By | November 22, 2011

(This is the text of my weekly Loose Wire Service column, written mostly for newcomers to personal technology, and syndicated to newspapers like The Jakarta Post. Editors interested in carrying the service please feel free to email me.)

I’m always horrified when I see people’s e-mail inboxes.

They are always so full — brimming with messages that should have been answered, or should have been deleted, or should never have arrived in the first place.

It’s not the way to work, since you’re bound to lose stuff that way and, if you’re anything like me, you’ll get steadily more and more depressed about all the stuff sitting there you won’t, after a while, even bother opening your inbox until after a stiff drink.

It needn’t be like that. Here’s my two-step recipe for e-mail order. Follow it and stay sober:

Keep all your e-mail in one place

In other words, make sure all your accounts are accessible from one location. It means that no e-mail will go missing, you’ll know exactly what you’ve got, and when you’re on the road you’ll have only one place to go to check.

Nowadays this is possible to do for nothing. This is how I do it, and how I think you should too:

  • Set up an account with Gmail. (More on why Gmail is best for this later.)
  • If you have other accounts, set them up so they land in Gmail. (For the complete instructions for this, go here). It’s a tad fiddly, but when it’s done you’ll be glad: Basically, Gmail will go off and fetch your e-mail from other accounts — and, most important, let you send e-mail from your Gmail account as if it is from those accounts.

(In other words, if you want to, you can continue to use Gmail as your main sorting office, while still using your old e-mail account, or accounts without having to add another e-mail address.)

Why is Gmail better? Well, it’s free, for one thing, and it loads quickly on slow machines. And it has a great — though not perfect — interface. Yes, it scans your e-mails to better target you with ads. For some people this is a showstopper.

But the advantages, for me, outweigh the disadvantages. (One point I should mention is that you can’t forward Yahoo! e-mail to Gmail, unless you have a paid account with Yahoo!.)

Get labeling

An inbox should be just that. A place where you pick things up. They shouldn’t stay there. A bloated inbox is like reading your physical mail and then putting it back in the mailbox at the end of your drive/in the lobby/on the door of your home.

It doesn’t make sense. So the cardinal rule of good e-mail management is to move anything you’ve read out of your inbox as soon as you can. That means having somewhere to move it and, in the past, that meant folders and subfolders. No more.

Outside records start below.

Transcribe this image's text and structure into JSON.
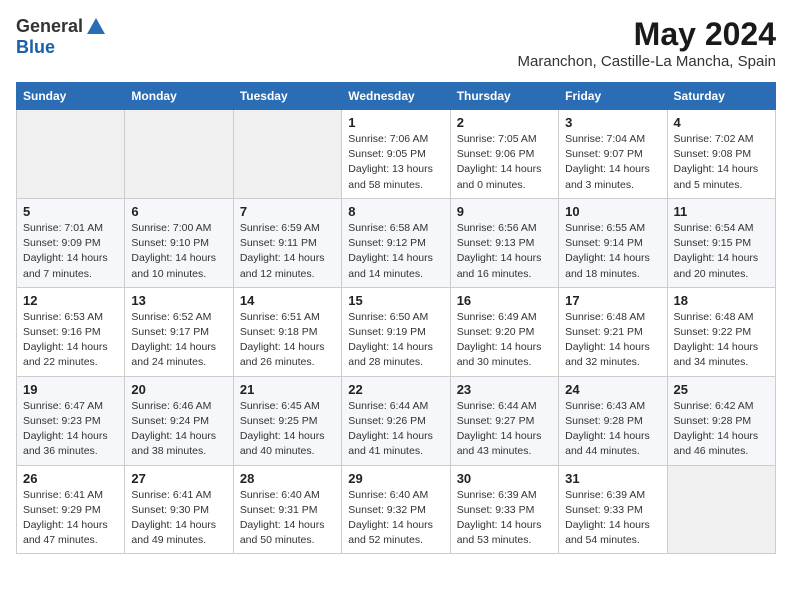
{
  "header": {
    "logo_general": "General",
    "logo_blue": "Blue",
    "main_title": "May 2024",
    "subtitle": "Maranchon, Castille-La Mancha, Spain"
  },
  "weekdays": [
    "Sunday",
    "Monday",
    "Tuesday",
    "Wednesday",
    "Thursday",
    "Friday",
    "Saturday"
  ],
  "weeks": [
    [
      {
        "day": "",
        "empty": true
      },
      {
        "day": "",
        "empty": true
      },
      {
        "day": "",
        "empty": true
      },
      {
        "day": "1",
        "info": "Sunrise: 7:06 AM\nSunset: 9:05 PM\nDaylight: 13 hours\nand 58 minutes."
      },
      {
        "day": "2",
        "info": "Sunrise: 7:05 AM\nSunset: 9:06 PM\nDaylight: 14 hours\nand 0 minutes."
      },
      {
        "day": "3",
        "info": "Sunrise: 7:04 AM\nSunset: 9:07 PM\nDaylight: 14 hours\nand 3 minutes."
      },
      {
        "day": "4",
        "info": "Sunrise: 7:02 AM\nSunset: 9:08 PM\nDaylight: 14 hours\nand 5 minutes."
      }
    ],
    [
      {
        "day": "5",
        "info": "Sunrise: 7:01 AM\nSunset: 9:09 PM\nDaylight: 14 hours\nand 7 minutes."
      },
      {
        "day": "6",
        "info": "Sunrise: 7:00 AM\nSunset: 9:10 PM\nDaylight: 14 hours\nand 10 minutes."
      },
      {
        "day": "7",
        "info": "Sunrise: 6:59 AM\nSunset: 9:11 PM\nDaylight: 14 hours\nand 12 minutes."
      },
      {
        "day": "8",
        "info": "Sunrise: 6:58 AM\nSunset: 9:12 PM\nDaylight: 14 hours\nand 14 minutes."
      },
      {
        "day": "9",
        "info": "Sunrise: 6:56 AM\nSunset: 9:13 PM\nDaylight: 14 hours\nand 16 minutes."
      },
      {
        "day": "10",
        "info": "Sunrise: 6:55 AM\nSunset: 9:14 PM\nDaylight: 14 hours\nand 18 minutes."
      },
      {
        "day": "11",
        "info": "Sunrise: 6:54 AM\nSunset: 9:15 PM\nDaylight: 14 hours\nand 20 minutes."
      }
    ],
    [
      {
        "day": "12",
        "info": "Sunrise: 6:53 AM\nSunset: 9:16 PM\nDaylight: 14 hours\nand 22 minutes."
      },
      {
        "day": "13",
        "info": "Sunrise: 6:52 AM\nSunset: 9:17 PM\nDaylight: 14 hours\nand 24 minutes."
      },
      {
        "day": "14",
        "info": "Sunrise: 6:51 AM\nSunset: 9:18 PM\nDaylight: 14 hours\nand 26 minutes."
      },
      {
        "day": "15",
        "info": "Sunrise: 6:50 AM\nSunset: 9:19 PM\nDaylight: 14 hours\nand 28 minutes."
      },
      {
        "day": "16",
        "info": "Sunrise: 6:49 AM\nSunset: 9:20 PM\nDaylight: 14 hours\nand 30 minutes."
      },
      {
        "day": "17",
        "info": "Sunrise: 6:48 AM\nSunset: 9:21 PM\nDaylight: 14 hours\nand 32 minutes."
      },
      {
        "day": "18",
        "info": "Sunrise: 6:48 AM\nSunset: 9:22 PM\nDaylight: 14 hours\nand 34 minutes."
      }
    ],
    [
      {
        "day": "19",
        "info": "Sunrise: 6:47 AM\nSunset: 9:23 PM\nDaylight: 14 hours\nand 36 minutes."
      },
      {
        "day": "20",
        "info": "Sunrise: 6:46 AM\nSunset: 9:24 PM\nDaylight: 14 hours\nand 38 minutes."
      },
      {
        "day": "21",
        "info": "Sunrise: 6:45 AM\nSunset: 9:25 PM\nDaylight: 14 hours\nand 40 minutes."
      },
      {
        "day": "22",
        "info": "Sunrise: 6:44 AM\nSunset: 9:26 PM\nDaylight: 14 hours\nand 41 minutes."
      },
      {
        "day": "23",
        "info": "Sunrise: 6:44 AM\nSunset: 9:27 PM\nDaylight: 14 hours\nand 43 minutes."
      },
      {
        "day": "24",
        "info": "Sunrise: 6:43 AM\nSunset: 9:28 PM\nDaylight: 14 hours\nand 44 minutes."
      },
      {
        "day": "25",
        "info": "Sunrise: 6:42 AM\nSunset: 9:28 PM\nDaylight: 14 hours\nand 46 minutes."
      }
    ],
    [
      {
        "day": "26",
        "info": "Sunrise: 6:41 AM\nSunset: 9:29 PM\nDaylight: 14 hours\nand 47 minutes."
      },
      {
        "day": "27",
        "info": "Sunrise: 6:41 AM\nSunset: 9:30 PM\nDaylight: 14 hours\nand 49 minutes."
      },
      {
        "day": "28",
        "info": "Sunrise: 6:40 AM\nSunset: 9:31 PM\nDaylight: 14 hours\nand 50 minutes."
      },
      {
        "day": "29",
        "info": "Sunrise: 6:40 AM\nSunset: 9:32 PM\nDaylight: 14 hours\nand 52 minutes."
      },
      {
        "day": "30",
        "info": "Sunrise: 6:39 AM\nSunset: 9:33 PM\nDaylight: 14 hours\nand 53 minutes."
      },
      {
        "day": "31",
        "info": "Sunrise: 6:39 AM\nSunset: 9:33 PM\nDaylight: 14 hours\nand 54 minutes."
      },
      {
        "day": "",
        "empty": true
      }
    ]
  ]
}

Gmail doesn’t use folders, it uses labels, which makes it possible to organize your e-mails in a logical way — since you can apply any number of labels to an e-mail, you’re not forced to agonize over which folder to put an e-mail in.

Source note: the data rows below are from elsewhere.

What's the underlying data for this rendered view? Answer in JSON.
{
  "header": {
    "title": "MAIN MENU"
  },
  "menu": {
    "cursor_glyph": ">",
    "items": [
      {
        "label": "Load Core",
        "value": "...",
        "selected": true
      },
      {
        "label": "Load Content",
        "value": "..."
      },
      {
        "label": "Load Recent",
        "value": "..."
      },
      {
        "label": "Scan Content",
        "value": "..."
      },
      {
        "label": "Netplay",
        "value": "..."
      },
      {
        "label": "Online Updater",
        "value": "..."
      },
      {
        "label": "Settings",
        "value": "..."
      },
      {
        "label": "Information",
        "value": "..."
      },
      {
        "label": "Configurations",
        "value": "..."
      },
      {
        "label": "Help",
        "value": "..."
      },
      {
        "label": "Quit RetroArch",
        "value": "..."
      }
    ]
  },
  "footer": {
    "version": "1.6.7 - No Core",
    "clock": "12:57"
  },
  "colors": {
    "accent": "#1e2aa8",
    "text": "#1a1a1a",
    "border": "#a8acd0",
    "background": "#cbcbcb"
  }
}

So one e-mail I receive could have the label “PR stuff” but also be labeled “USB devices” as well as “gadgets to check out”. (Not very inspired labels, I admit, but they work for me.)

Labels can be applied manually, or they can be automated via filters, which will do the labeling for you when the e-mail arrives.

Labeling in itself doesn’t solve the bloated inbox problem. Gmail has one more feature for this called Archive. One of your e-mails is either in the inbox (what you see when you open your account) or the Archive.

You can ask the filters to move incoming stuff straight into the archive, or you can select one, some or all the messages in your inbox and archive them with one button.

You’ll still be able to find them by doing a search, or, if they have a label attached to them, by clicking on one of the label links on the left. Archiving something merely moves it from your inbox.

Which is what you should do. Create lots of labels as you work — you can have as many as you like, but it makes sense to give them some thought. Assign incoming e-mails to labels manually or automatically as you read them.

Then, at the end of your working day, when you feel you’ve done everything you can with the e-mails in your inbox, select them all and archive them. You’ll then have an empty inbox, and — trust me — you’ll feel good.

Now you may not be able to get everything done before you go home. If necessary, you can create a special folder (mine’s called !Tickler — the ! ensures it’s at the top of my label list) which I put stuff in I still need to deal with.

Gmail offers its own solution: a star you can assign to an e-mail that will make it stand out. Either way, you have a way to ensure important stuff doesn’t get lost. (Of course, you then have to monitor your special label and make sure it doesn’t just become a siding for your inbox inefficiencies.)

One other tip: Gmail is great with spam. It will do a near-perfect job of getting rid of all the stuff you don’t want. But you still have to monitor your spam box and weed out the few good e-mails that land there.

Get into the habit of emptying the spam box every day, too, otherwise you might find you lose the occasional e-mail that got buried there.

In the future I’ll offer more tips on managing e-mail but this should get you started. Let me know how it works for you, or if you have other tips that work better for you.